Question

A 3-lb force acting in the direction of the vector (3,-1) moves an object just over 9 ft from point (0,5) to (6,-2). Find the work done to move the object to the nearest foot-pound

Answer 1

Answer: The Work done to move the object is  $=23.15 \text { foot pounds }$

Step-by-step explanation:

Given;

Force F=3 $l b s$

Vectors of F= (3,-1)

Moves object to a distance=9 $f t s$

Let A and B be the displacements Vectors

A= (0,-5)

B= (6,-2)

To Find:

Work done in foot-pounds

Solution:

Work done $W=F \times D$

Direction of force vector= (3,-1)  (i, j)  

                                        =3i-j

Unit of force vector $=\sqrt{3^{2}+\left(-1^{2}\right)}$

                                 $=\sqrt{9+1}$

Force vector=(Force/Unit Vector)Direction of  force vectors

                   F=$3 / \sqrt{10} \times(3 i-j)$

Direction of motion vector= (B-A)  

                                          = (6,-2)-(0,-5) x i,j)

                                          =(6-0),(-2-5) x (i, j)

                                          =(6,-7) x (i, j)

                                          =6i-7j

Unit of motion vector $=\sqrt{6^{2}+\left(-7^{2}\right)}$

                                   $=\sqrt{36+49}$

                                   $=\sqrt{85}$

Motion Vector= (Distance moved by the object/Unit motion vector) × (Direction of motion vectors)

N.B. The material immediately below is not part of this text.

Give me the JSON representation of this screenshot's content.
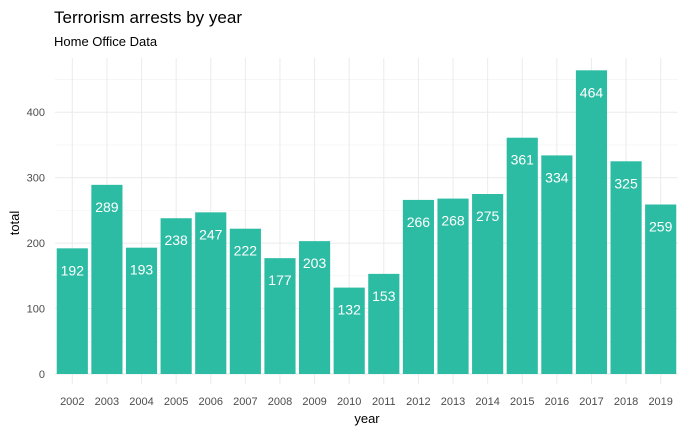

                        $D=9 / \sqrt{85} \times(6 i-7 j)$

Workdone $W=F \times D$

                  $= [3/ \sqrt{10} \times (3i-j)] \times [9/ \sqrt{85} \times (6i-7j)]$

                  $= [3/ \sqrt{10} \times 9/ \sqrt{85}] \times [(3i-j) \times(6i-7j)]$

                  $= [3/3.1623 \times 9/9.2195] \times [(3\times6) + ((-1) \times (-7))]$

                  $= [0.94867 \times 0.97619] \times [18+7]$

                  $=23.15 \text { foot pounds }$

Result:

   Work done to move an object $=23.15 \text { foot pounds }$

Answer 2

Answer:

$W = 25.617\,lbf\cdot ft$

Step-by-step explanation:

The work done to move the object is:

$W = F \cdot s \cdot \cos \alpha$

The angle of the force with respect to change in the position vector is:

$\alpha = \tan^{-1}\left(-\frac{7}{6} \right) - \tan^{-1}\left(-\frac{1}{3} \right)$

$\alpha \approx 18.415^{\textdegree}$

The magnitude of the work done is:

$W = (3\,lbf)\cdot (9\,ft)\cdot \cos 18.415^{\textdegree}$

$W = 25.617\,lbf\cdot ft$